Kao was the vice-chancellor of the Chinese University of Hong Kong from 1987 to 1996. From 1991, Kao was an Independent Non-Executive Director and a member of the Audit Committee of the Varitronix International Limited in Hong Kong. From 1993 to 1994, he was the President of the Association of Southeast Asian Institutions of Higher Learning. In 1996, Kao donated to Yale University, and the Charles Kao Fund Research Grants was established to support Yale's studies, research and creative projects in Asia. The fund currently is managed by Yale University Councils on East Asian and Southeast Asian Studies. After his retirement from CUHK in 1996, Kao spent his six-month sabbatical leave at the Imperial College London Department of Electrical and Electronic Engineering; from 1997 to 2002, he also served as visiting professor in the same department.
Kao was chairman and member of the Energy Advisory Committee of Hong Kong for two years, and retired from the position on July 15, 2000. Kao was a Member of the Council of Advisors on Innovation and Technology of Hong Kong, appointed on April 20, 2000. In 2000, Kao co-founded the Independent Schools Foundation Academy, which is located in Cyberport, Hong Kong. He was its founding Chairman in 2000, and stepped down from the Board of the ISF in December 2008. Kao was the keynote speaker at IEEE GLOBECOM 2002 in Taipei, Taiwan. In 2003, Kao was named a Chair Professor by special appointment at the Electronics Institute of the College of Electrical Engineering and Computer Science, National Taiwan University. Kao then worked as the chairman and CEO of Transtech Services Ltd., a telecommunication consultancy in Hong Kong. He was the founder, chairman and CEO of ITX Services Limited. From 2003 to January 30, 2009, Kao was an independent non-executive director and member of the audit committee of Next Media.

Honours and awards

Kao received numerous honours and awards, including the Nobel Prize in Physics.

Honours

Kao donated most of his prize medals to the Chinese University of Hong Kong.
Kao's international travels led him to opine that he belonged to the world instead of any country. An open letter published by Kao and his wife in 2010 later clarified that "Charles studied in Hong Kong for his high schooling, he has taught here, he was the Vice-Chancellor of CUHK and retired here too. So he is a Hong Kong belonger."
Pottery making, a traditional Chinese handiwork, was a hobby of Kao's. Kao also enjoyed reading Wuxia novels.
On October 6, 2009, when Kao was awarded the Nobel Prize in Physics for his contributions to the study of the transmission of light in optical fibres and for fibre communication, he said, "I am absolutely speechless and never expected such an honour". Kao's wife Gwen told the press that the prize will primarily be used for Charles's medical expenses, after paying tax to the US government. In 2010 Charles and Gwen Kao founded the Charles K. Kao Foundation for Alzheimer's Disease to raise public awareness about the disease and provide support for the patients.
Kao suffered from Alzheimer's disease from early 2004 and had speech difficulty, but had no problem recognising people or addresses.

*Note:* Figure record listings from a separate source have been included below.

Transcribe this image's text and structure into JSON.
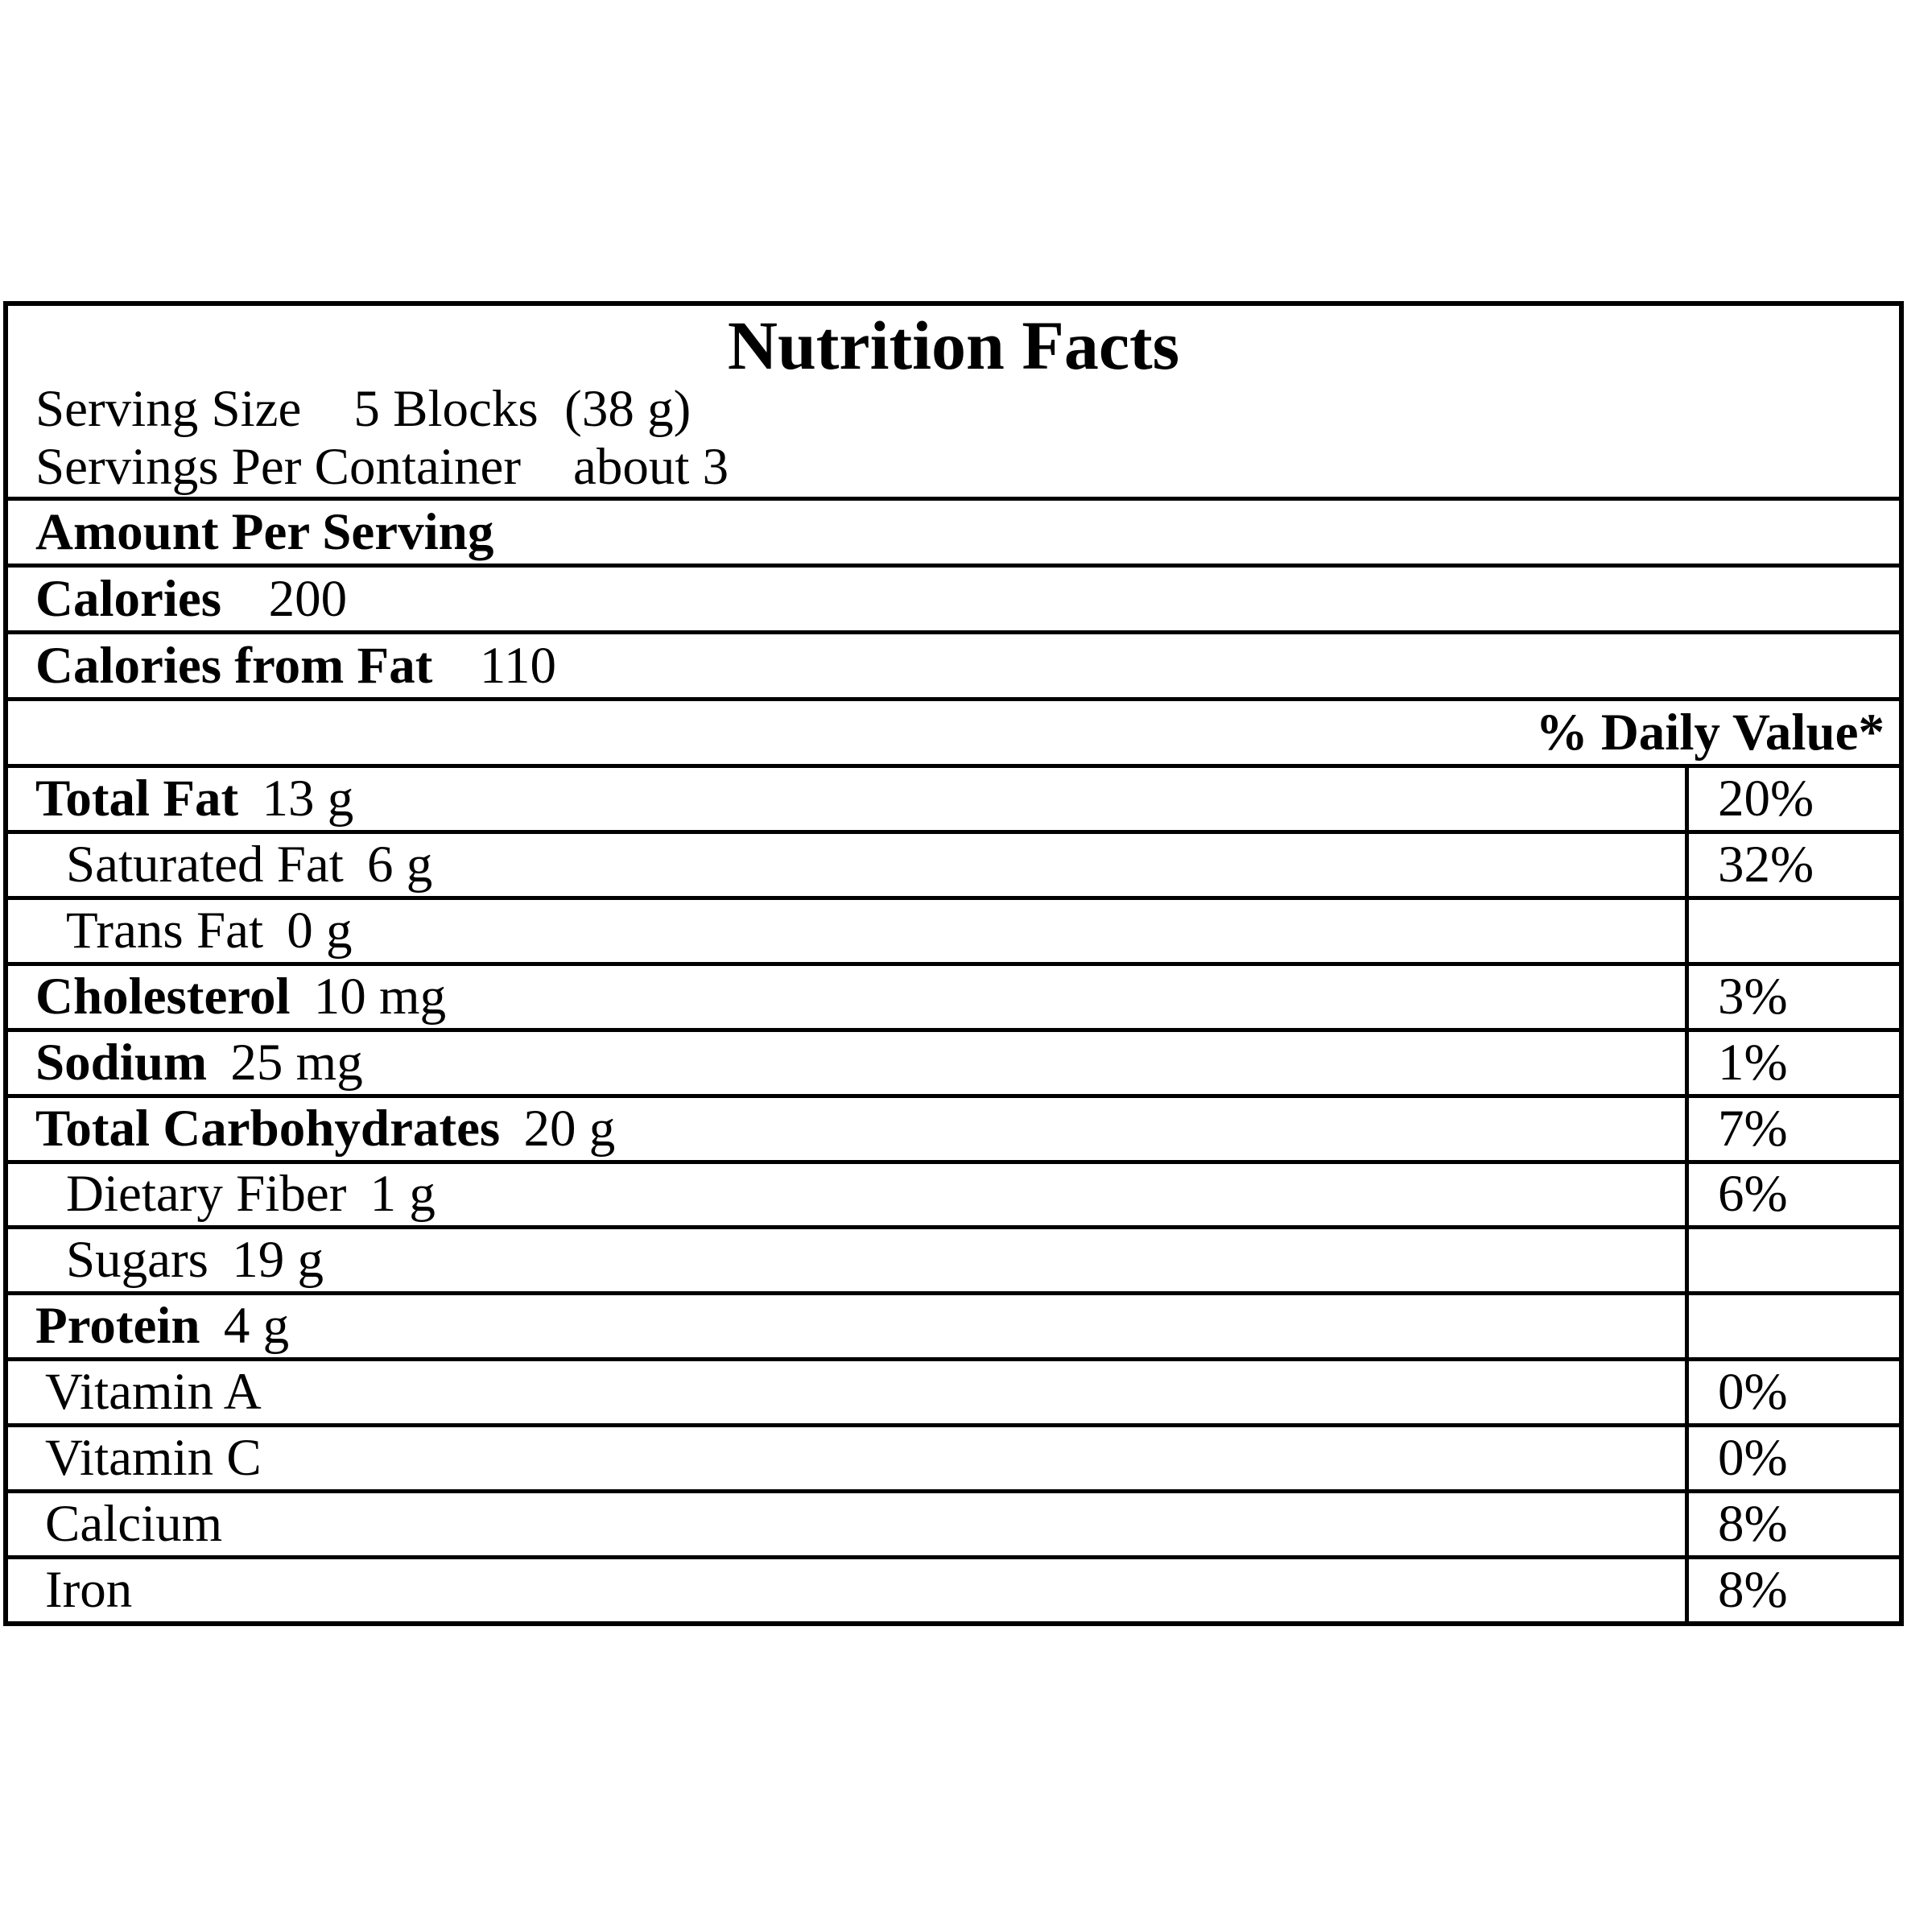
{
  "colors": {
    "text": "#000000",
    "background": "#ffffff",
    "border": "#000000"
  },
  "label": {
    "title": "Nutrition Facts",
    "serving_size": {
      "label": "Serving Size",
      "value": "5 Blocks  (38 g)"
    },
    "servings_per_container": {
      "label": "Servings Per Container",
      "value": "about 3"
    },
    "amount_per_serving": "Amount Per Serving",
    "calories": {
      "label": "Calories",
      "value": "200"
    },
    "calories_from_fat": {
      "label": "Calories from Fat",
      "value": "110"
    },
    "daily_value_header": "% Daily Value*",
    "nutrients": [
      {
        "name": "Total Fat",
        "amount": "13 g",
        "dv": "20%",
        "bold": true,
        "indent": 0
      },
      {
        "name": "Saturated Fat",
        "amount": "6 g",
        "dv": "32%",
        "bold": false,
        "indent": 1
      },
      {
        "name": "Trans Fat",
        "amount": "0 g",
        "dv": "",
        "bold": false,
        "indent": 1
      },
      {
        "name": "Cholesterol",
        "amount": "10 mg",
        "dv": "3%",
        "bold": true,
        "indent": 0
      },
      {
        "name": "Sodium",
        "amount": "25 mg",
        "dv": "1%",
        "bold": true,
        "indent": 0
      },
      {
        "name": "Total Carbohydrates",
        "amount": "20 g",
        "dv": "7%",
        "bold": true,
        "indent": 0
      },
      {
        "name": "Dietary Fiber",
        "amount": "1 g",
        "dv": "6%",
        "bold": false,
        "indent": 1
      },
      {
        "name": "Sugars",
        "amount": "19 g",
        "dv": "",
        "bold": false,
        "indent": 1
      },
      {
        "name": "Protein",
        "amount": "4 g",
        "dv": "",
        "bold": true,
        "indent": 0
      },
      {
        "name": "Vitamin A",
        "amount": "",
        "dv": "0%",
        "bold": false,
        "indent": 2
      },
      {
        "name": "Vitamin C",
        "amount": "",
        "dv": "0%",
        "bold": false,
        "indent": 2
      },
      {
        "name": "Calcium",
        "amount": "",
        "dv": "8%",
        "bold": false,
        "indent": 2
      },
      {
        "name": "Iron",
        "amount": "",
        "dv": "8%",
        "bold": false,
        "indent": 2
      }
    ]
  }
}
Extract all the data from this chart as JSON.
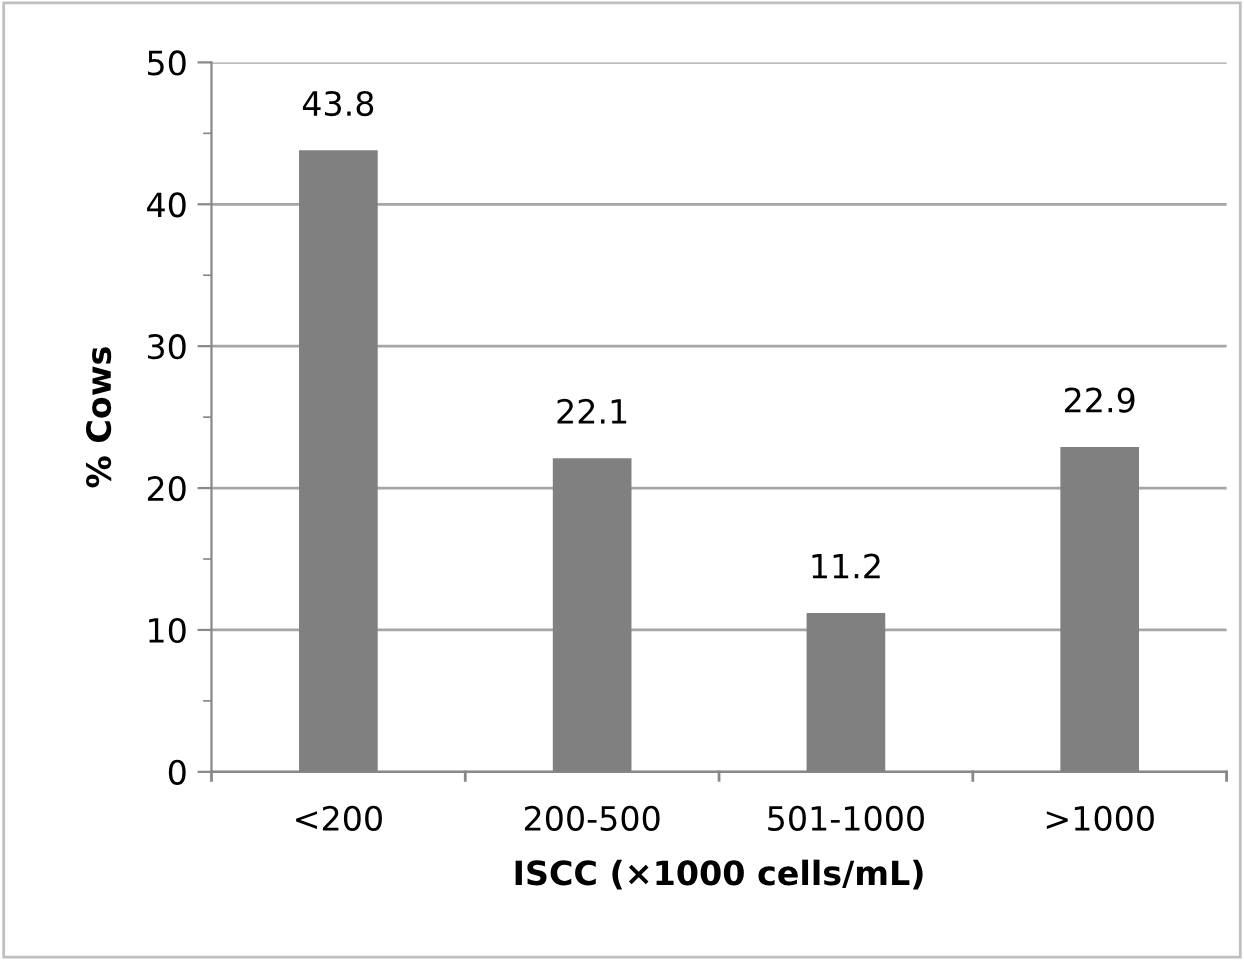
{
  "chart_data": {
    "type": "bar",
    "categories": [
      "<200",
      "200-500",
      "501-1000",
      ">1000"
    ],
    "values": [
      43.8,
      22.1,
      11.2,
      22.9
    ],
    "color": "#808080",
    "xlabel": "ISCC (×1000 cells/mL)",
    "ylabel": "% Cows",
    "ylim": [
      0,
      50
    ],
    "yticks": [
      0,
      {
        "value": 5,
        "label": null
      },
      10,
      {
        "value": 15,
        "label": null
      },
      20,
      {
        "value": 25,
        "label": null
      },
      30,
      {
        "value": 35,
        "label": null
      },
      40,
      {
        "value": 45,
        "label": null
      },
      50
    ],
    "grid": "y",
    "data_labels": true
  }
}
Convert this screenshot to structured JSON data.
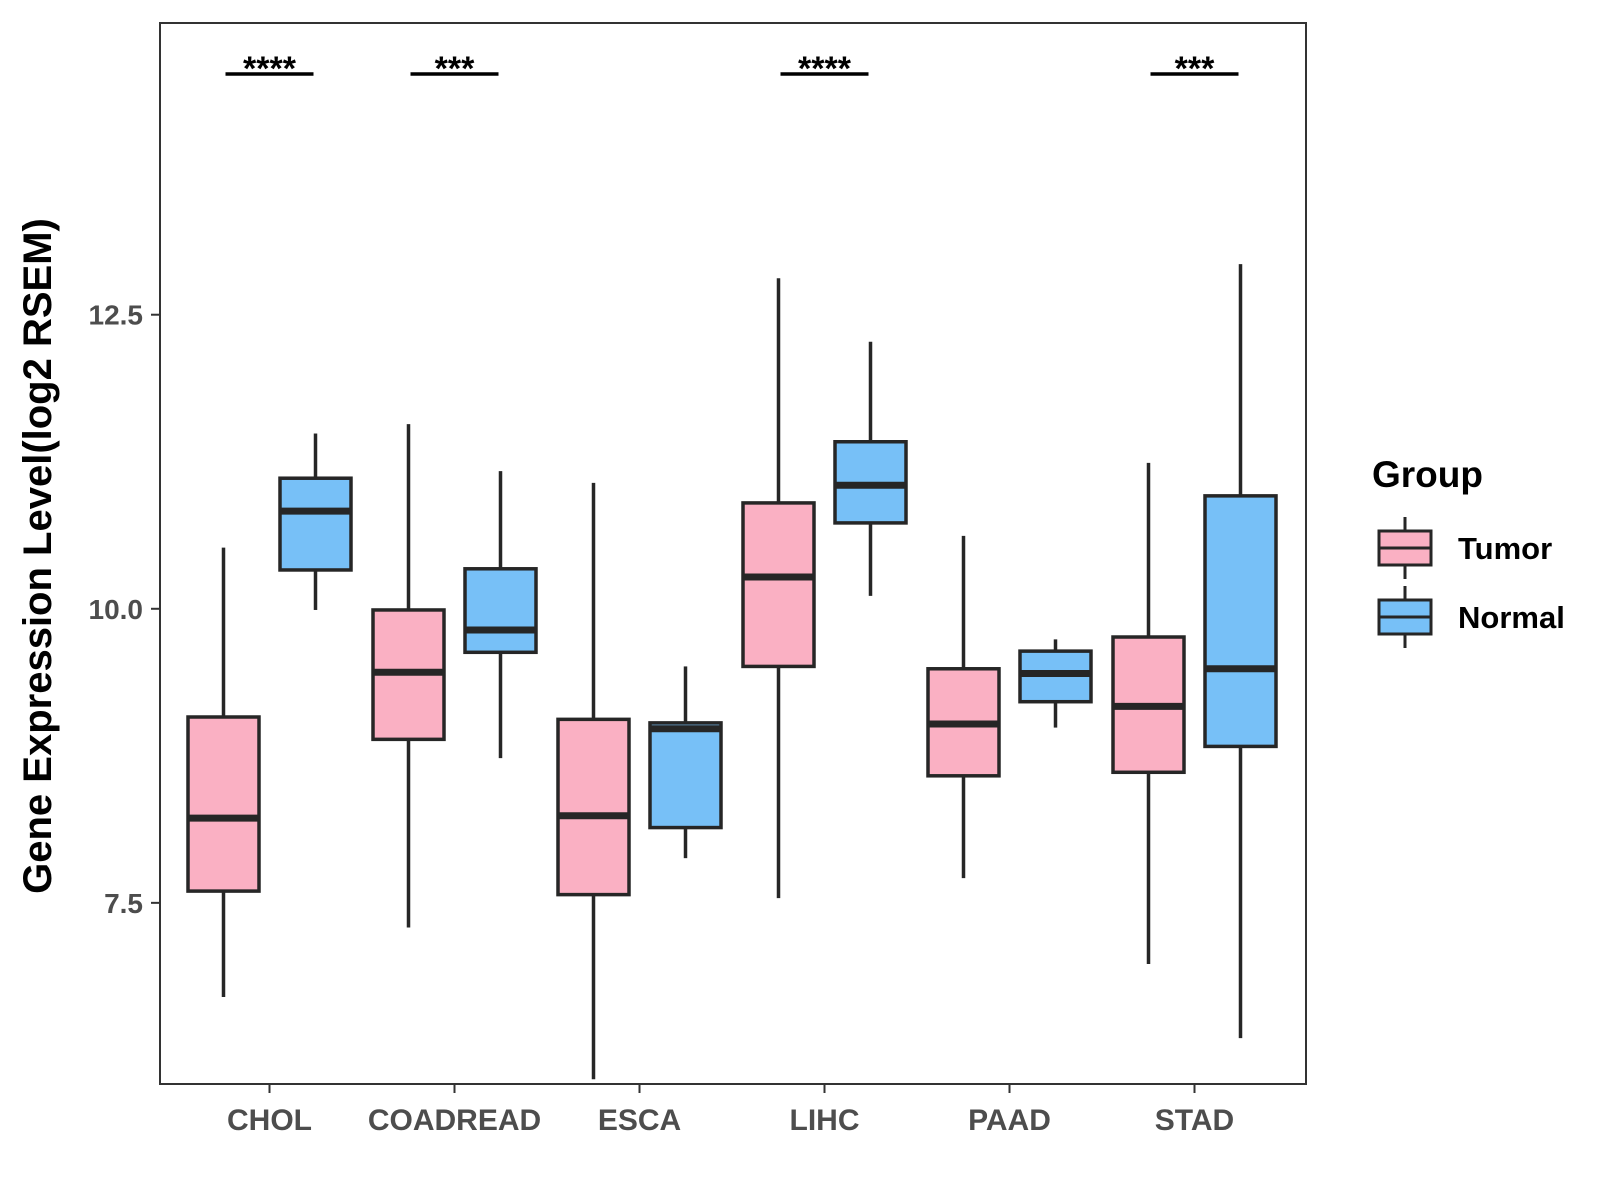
{
  "chart_data": {
    "type": "boxplot",
    "title": "",
    "xlabel": "",
    "ylabel": "Gene Expression Level(log2 RSEM)",
    "ylim": [
      5.96,
      14.98
    ],
    "yticks": [
      7.5,
      10.0,
      12.5
    ],
    "ytick_labels": [
      "7.5",
      "10.0",
      "12.5"
    ],
    "categories": [
      "CHOL",
      "COADREAD",
      "ESCA",
      "LIHC",
      "PAAD",
      "STAD"
    ],
    "legend": {
      "title": "Group",
      "position": "right",
      "entries": [
        {
          "name": "Tumor",
          "color": "#fab0c3"
        },
        {
          "name": "Normal",
          "color": "#77c0f7"
        }
      ]
    },
    "series": [
      {
        "name": "Tumor",
        "color": "#fab0c3",
        "boxes": [
          {
            "category": "CHOL",
            "whisker_low": 6.7,
            "q1": 7.6,
            "median": 8.22,
            "q3": 9.08,
            "whisker_high": 10.52
          },
          {
            "category": "COADREAD",
            "whisker_low": 7.29,
            "q1": 8.89,
            "median": 9.46,
            "q3": 9.99,
            "whisker_high": 11.57
          },
          {
            "category": "ESCA",
            "whisker_low": 6.0,
            "q1": 7.57,
            "median": 8.24,
            "q3": 9.06,
            "whisker_high": 11.07
          },
          {
            "category": "LIHC",
            "whisker_low": 7.54,
            "q1": 9.51,
            "median": 10.27,
            "q3": 10.9,
            "whisker_high": 12.81
          },
          {
            "category": "PAAD",
            "whisker_low": 7.71,
            "q1": 8.58,
            "median": 9.02,
            "q3": 9.49,
            "whisker_high": 10.62
          },
          {
            "category": "STAD",
            "whisker_low": 6.98,
            "q1": 8.61,
            "median": 9.17,
            "q3": 9.76,
            "whisker_high": 11.24
          }
        ]
      },
      {
        "name": "Normal",
        "color": "#77c0f7",
        "boxes": [
          {
            "category": "CHOL",
            "whisker_low": 9.99,
            "q1": 10.33,
            "median": 10.83,
            "q3": 11.11,
            "whisker_high": 11.49
          },
          {
            "category": "COADREAD",
            "whisker_low": 8.73,
            "q1": 9.63,
            "median": 9.82,
            "q3": 10.34,
            "whisker_high": 11.17
          },
          {
            "category": "ESCA",
            "whisker_low": 7.88,
            "q1": 8.14,
            "median": 8.98,
            "q3": 9.03,
            "whisker_high": 9.51
          },
          {
            "category": "LIHC",
            "whisker_low": 10.11,
            "q1": 10.73,
            "median": 11.05,
            "q3": 11.42,
            "whisker_high": 12.27
          },
          {
            "category": "PAAD",
            "whisker_low": 8.99,
            "q1": 9.21,
            "median": 9.45,
            "q3": 9.64,
            "whisker_high": 9.74
          },
          {
            "category": "STAD",
            "whisker_low": 6.35,
            "q1": 8.83,
            "median": 9.49,
            "q3": 10.96,
            "whisker_high": 12.93
          }
        ]
      }
    ],
    "annotations": [
      {
        "category": "CHOL",
        "label": "****"
      },
      {
        "category": "COADREAD",
        "label": "***"
      },
      {
        "category": "LIHC",
        "label": "****"
      },
      {
        "category": "STAD",
        "label": "***"
      }
    ],
    "grid": false
  }
}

Kao's father also suffered from the same disease. Beginning in 2008, he resided in Mountain View, California, United States, where he moved from Hong Kong in order to live near his children and grandchild.
In 2016, Kao lost the ability to maintain his balance. At the end-stage of his dementia he was cared for by his wife and intended not to be kept alive with life support or have CPR performed on him. Kao died at Bradbury Hospice in Hong Kong on 23 September 2018 at the age of 84.